1. Despite removing a recommendation to use the live attenuated influenza vaccine, vaccination rates remained relatively stable in the state of Oregon.
2. Children who had previously received an inactivated influenza vaccine were slightly more likely to return the following year for another inactivated vaccine in comparison to those who had previously received the live attenuated version.
Evidence Rating Level: 2 (Good)
Study Rundown: In Oregon, a state known for high rates of vaccine hesitancy, concerns arose when the Advisory Committee on Immunization Practices withdrew its recommendation encouraging the use of the live attenuated influenza vaccine (LIAV).Researchers feared needle- and vaccine-averse families preferred the intranasal administration of the LIAV. Using vaccine data from Oregon’s ALERT Immunization Information System (ALERT IIS), researchers compared vaccination rates over the last 5 years, including the year after the withdrawal of the recommendation. Rates of LAIV versus the inactivated influenza vaccine (IIV), a needle-administered vaccine, were also tracked. Researchers discovered minimal to no changes in yearly vaccination rates across the last 5 seasons despite a shift in the proportion of patients receiving the IIV. Patients who had previously received the LAIV were slightly less likely to return for the IIV the following year when compared with a matched cohort who had received the IIV the previous year. This difference was minimal, however, in many of the age groups evaluated within the larger cohort. Though limited in its generalizability beyond states with large vaccine-hesitant populations, the study results highlight how vaccine administration is less critical in affecting vaccine rates than providers or researchers may have previously assumed.

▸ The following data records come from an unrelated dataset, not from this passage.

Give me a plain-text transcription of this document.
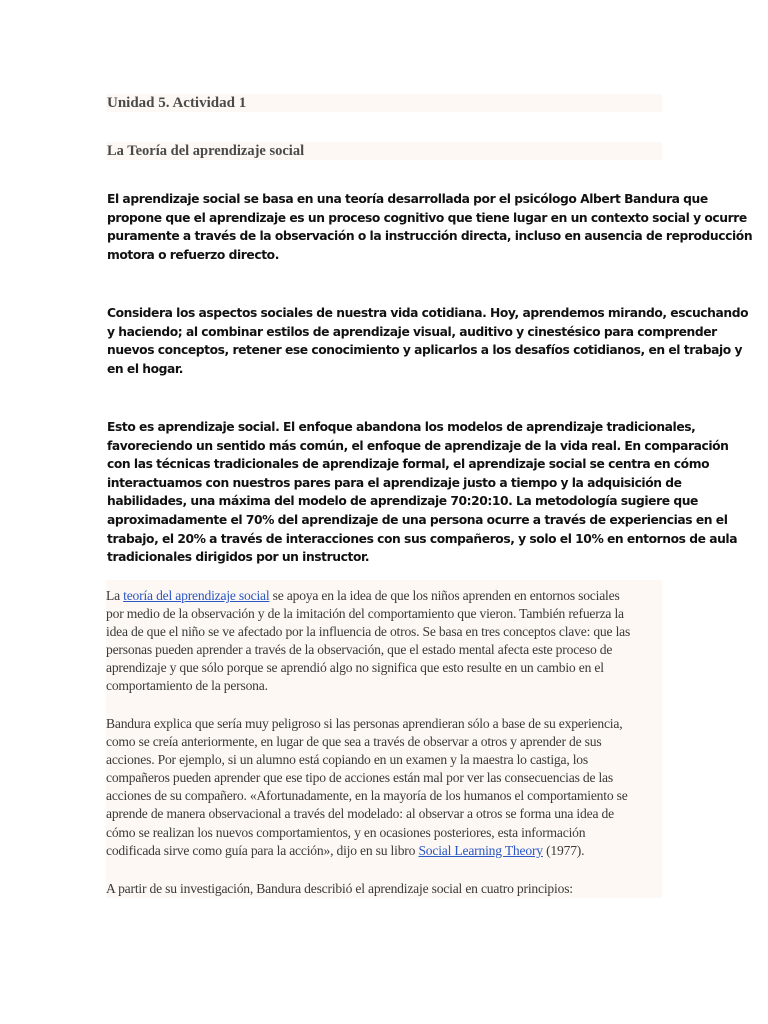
Unidad 5. Actividad 1
La Teoría del aprendizaje social
El aprendizaje social se basa en una teoría desarrollada por el psicólogo Albert Bandura que
propone que el aprendizaje es un proceso cognitivo que tiene lugar en un contexto social y ocurre
puramente a través de la observación o la instrucción directa, incluso en ausencia de reproducción
motora o refuerzo directo.
Considera los aspectos sociales de nuestra vida cotidiana. Hoy, aprendemos mirando, escuchando
y haciendo; al combinar estilos de aprendizaje visual, auditivo y cinestésico para comprender
nuevos conceptos, retener ese conocimiento y aplicarlos a los desafíos cotidianos, en el trabajo y
en el hogar.
Esto es aprendizaje social. El enfoque abandona los modelos de aprendizaje tradicionales,
favoreciendo un sentido más común, el enfoque de aprendizaje de la vida real. En comparación
con las técnicas tradicionales de aprendizaje formal, el aprendizaje social se centra en cómo
interactuamos con nuestros pares para el aprendizaje justo a tiempo y la adquisición de
habilidades, una máxima del modelo de aprendizaje 70:20:10. La metodología sugiere que
aproximadamente el 70% del aprendizaje de una persona ocurre a través de experiencias en el
trabajo, el 20% a través de interacciones con sus compañeros, y solo el 10% en entornos de aula
tradicionales dirigidos por un instructor.
La teoría del aprendizaje social se apoya en la idea de que los niños aprenden en entornos sociales
por medio de la observación y de la imitación del comportamiento que vieron. También refuerza la
idea de que el niño se ve afectado por la influencia de otros. Se basa en tres conceptos clave: que las
personas pueden aprender a través de la observación, que el estado mental afecta este proceso de
aprendizaje y que sólo porque se aprendió algo no significa que esto resulte en un cambio en el
comportamiento de la persona.
Bandura explica que sería muy peligroso si las personas aprendieran sólo a base de su experiencia,
como se creía anteriormente, en lugar de que sea a través de observar a otros y aprender de sus
acciones. Por ejemplo, si un alumno está copiando en un examen y la maestra lo castiga, los
compañeros pueden aprender que ese tipo de acciones están mal por ver las consecuencias de las
acciones de su compañero. «Afortunadamente, en la mayoría de los humanos el comportamiento se
aprende de manera observacional a través del modelado: al observar a otros se forma una idea de
cómo se realizan los nuevos comportamientos, y en ocasiones posteriores, esta información
codificada sirve como guía para la acción», dijo en su libro Social Learning Theory (1977).
A partir de su investigación, Bandura describió el aprendizaje social en cuatro principios:
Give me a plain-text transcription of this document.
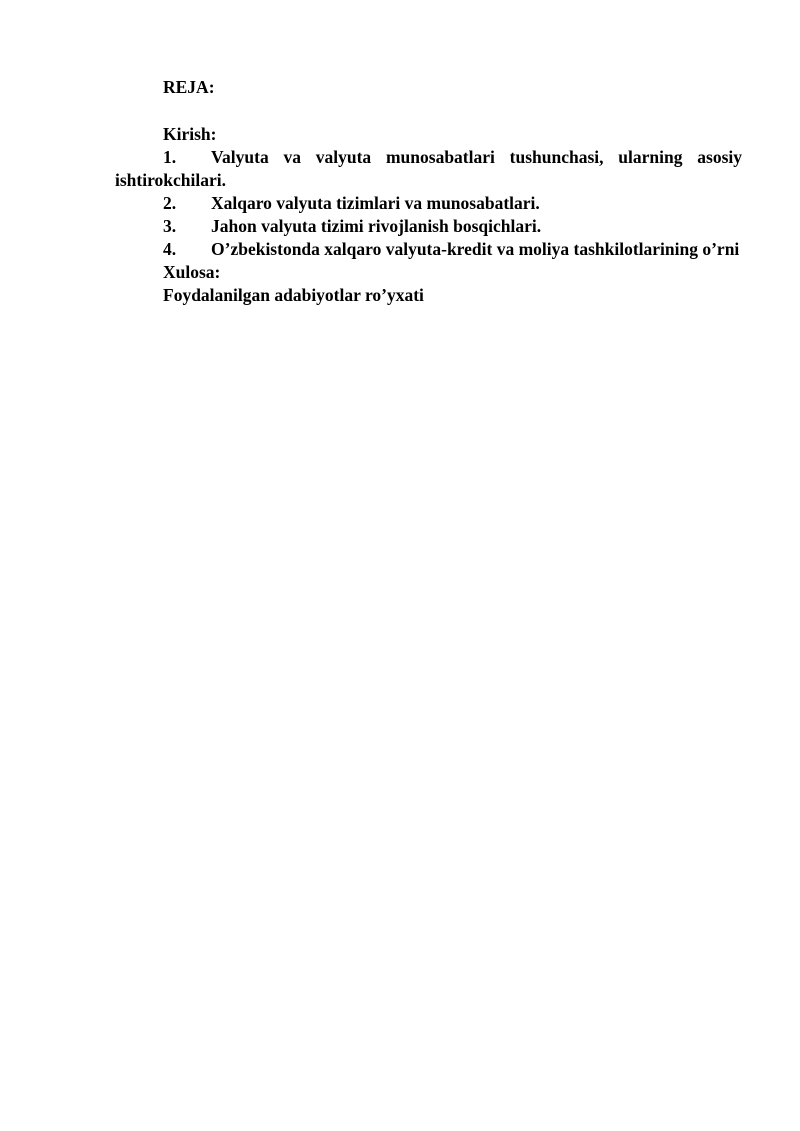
REJA:

Kirish:

1. Valyuta va valyuta munosabatlari tushunchasi, ularning asosiy ishtirokchilari.

2. Xalqaro valyuta tizimlari va munosabatlari.

3. Jahon valyuta tizimi rivojlanish bosqichlari.

4. O’zbekistonda xalqaro valyuta-kredit va moliya tashkilotlarining o’rni

Xulosa:

Foydalanilgan adabiyotlar ro’yxati
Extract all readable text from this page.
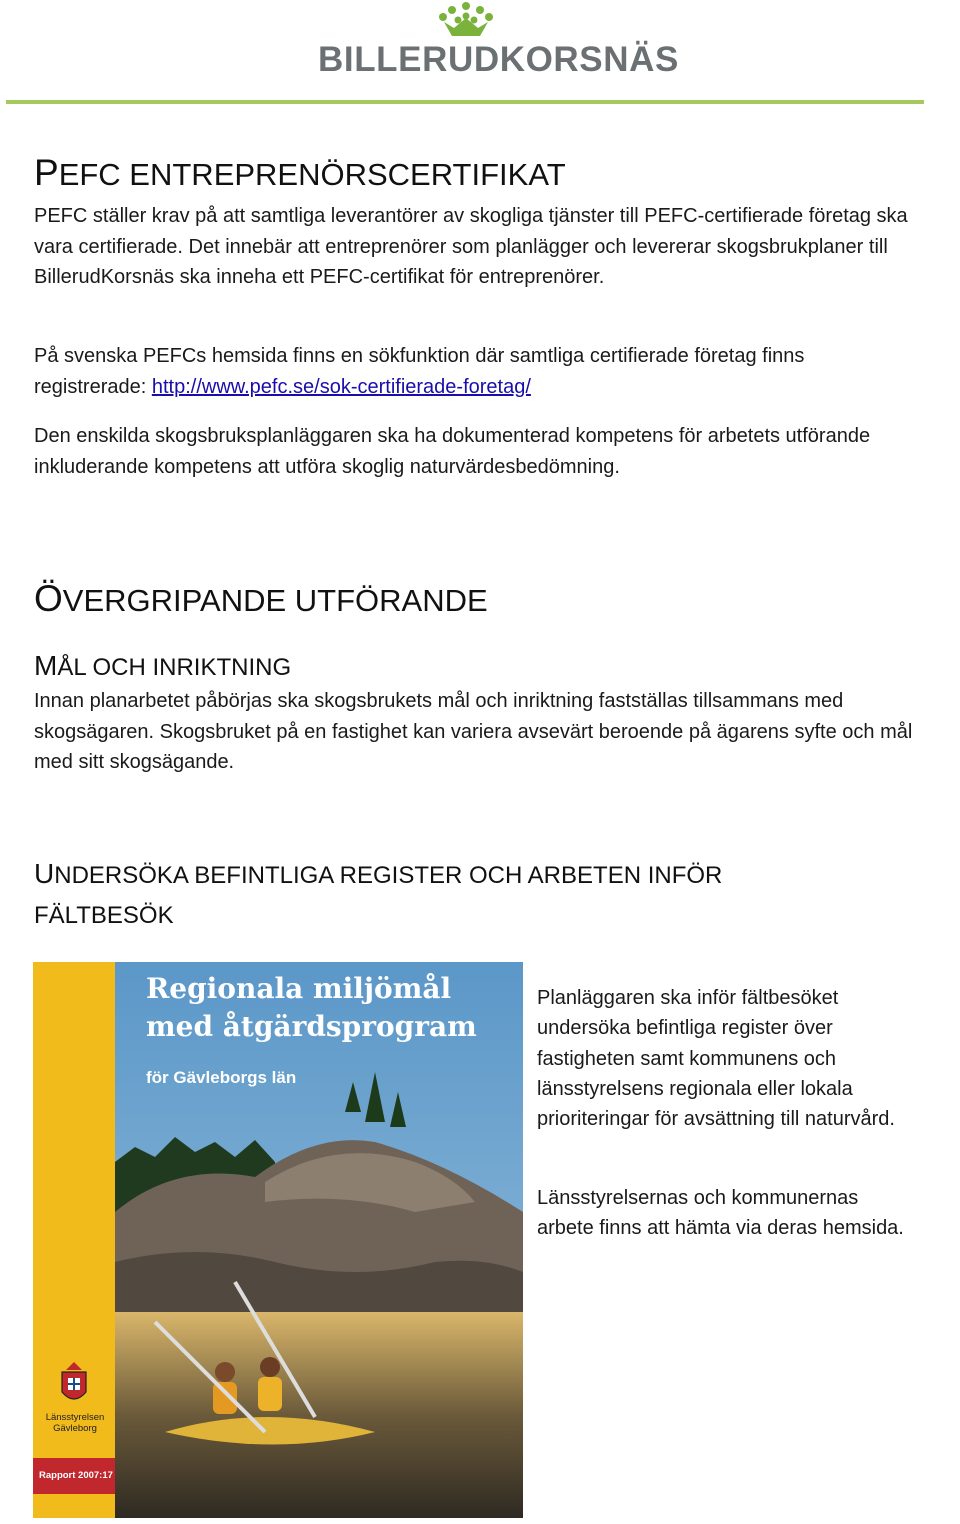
BILLERUDKORSNÄS
PEFC ENTREPRENÖRSCERTIFIKAT

PEFC ställer krav på att samtliga leverantörer av skogliga tjänster till PEFC-certifierade företag ska vara certifierade. Det innebär att entreprenörer som planlägger och levererar skogsbrukplaner till BillerudKorsnäs ska inneha ett PEFC-certifikat för entreprenörer.

På svenska PEFCs hemsida finns en sökfunktion där samtliga certifierade företag finns registrerade: http://www.pefc.se/sok-certifierade-foretag/

Den enskilda skogsbruksplanläggaren ska ha dokumenterad kompetens för arbetets utförande inkluderande kompetens att utföra skoglig naturvärdesbedömning.

ÖVERGRIPANDE UTFÖRANDE
MÅL OCH INRIKTNING

Innan planarbetet påbörjas ska skogsbrukets mål och inriktning fastställas tillsammans med skogsägaren. Skogsbruket på en fastighet kan variera avsevärt beroende på ägarens syfte och mål med sitt skogsägande.

UNDERSÖKA BEFINTLIGA REGISTER OCH ARBETEN INFÖR
FÄLTBESÖK
Regionala miljömål
med åtgärdsprogram
för Gävleborgs län
Länsstyrelsen
Gävleborg
Rapport 2007:17

Planläggaren ska inför fältbesöket undersöka befintliga register över fastigheten samt kommunens och länsstyrelsens regionala eller lokala prioriteringar för avsättning till naturvård.

Länsstyrelsernas och kommunernas arbete finns att hämta via deras hemsida.
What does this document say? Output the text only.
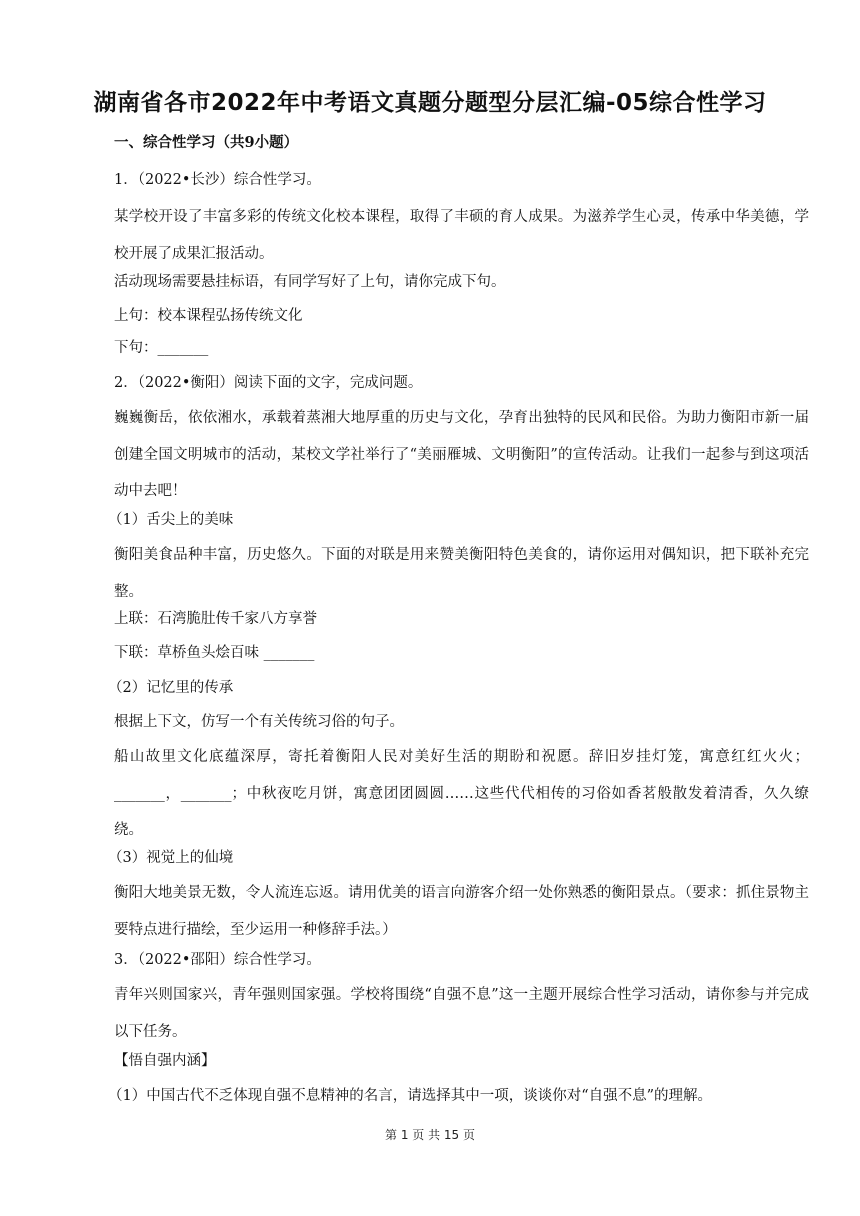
湖南省各市2022年中考语文真题分题型分层汇编-05综合性学习
一、综合性学习（共9小题）
1．（2022•长沙）综合性学习。
某学校开设了丰富多彩的传统文化校本课程，取得了丰硕的育人成果。为滋养学生心灵，传承中华美德，学校开展了成果汇报活动。
活动现场需要悬挂标语，有同学写好了上句，请你完成下句。
上句：校本课程弘扬传统文化
下句：_______
2．（2022•衡阳）阅读下面的文字，完成问题。
巍巍衡岳，依依湘水，承载着蒸湘大地厚重的历史与文化，孕育出独特的民风和民俗。为助力衡阳市新一届创建全国文明城市的活动，某校文学社举行了“美丽雁城、文明衡阳”的宣传活动。让我们一起参与到这项活动中去吧！
（1）舌尖上的美味
衡阳美食品种丰富，历史悠久。下面的对联是用来赞美衡阳特色美食的，请你运用对偶知识，把下联补充完整。
上联：石湾脆肚传千家八方享誉
下联：草桥鱼头烩百味 _______
（2）记忆里的传承
根据上下文，仿写一个有关传统习俗的句子。
船山故里文化底蕴深厚，寄托着衡阳人民对美好生活的期盼和祝愿。辞旧岁挂灯笼，寓意红红火火；_______，_______；中秋夜吃月饼，寓意团团圆圆……这些代代相传的习俗如香茗般散发着清香，久久缭绕。
（3）视觉上的仙境
衡阳大地美景无数，令人流连忘返。请用优美的语言向游客介绍一处你熟悉的衡阳景点。（要求：抓住景物主要特点进行描绘，至少运用一种修辞手法。）
3．（2022•邵阳）综合性学习。
青年兴则国家兴，青年强则国家强。学校将围绕“自强不息”这一主题开展综合性学习活动，请你参与并完成以下任务。
【悟自强内涵】
（1）中国古代不乏体现自强不息精神的名言，请选择其中一项，谈谈你对“自强不息”的理解。
第 1 页 共 15 页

In-Depth [retrospective cohort]: Utilizing data from Oregon’s statewide immunization registry, the ALERT Immunization Information System (IIS), which houses more than 55 million immunization records, researchers reviewed vaccine rates in children ages 2 – 17 during the last 5 influenza seasons, starting with 2012-2013 and ending with 2016-2017. Researchers then completed a matched-cohort study comparing those who received the LAIV with those who received the IIV in the 2015-2016 season, analyzing the rates of IIV administration in each population during the 2016-2017 year, after withdrawal of preferential LAIV use recommendations. Over the last five seasons, researchers discovered a vaccination stable rate, ranging from 32.6% to 35.2%, with the 2015-2016 and 2016-2017 seasons being equal at 32.6%. The matched-cohort portion of the study revealed 56.4% of children who received the IIV in the 2015-2016 season received the IIV again during the 2016-2017 season, while 53.1% of those who received the LAIV in 2015-2016 received the IIV in 2016-2017, making those who had received a previous IIV 1.05 times more likely to receive the vaccine again (95%CI 1.04 to 1.06). When 15 of the individual age groups were assessed within the larger cohort, 6 had no significant difference in IIV administration rate in 2016-2017 when children with previous IIV receipt were compared to those who had previously received LAIV.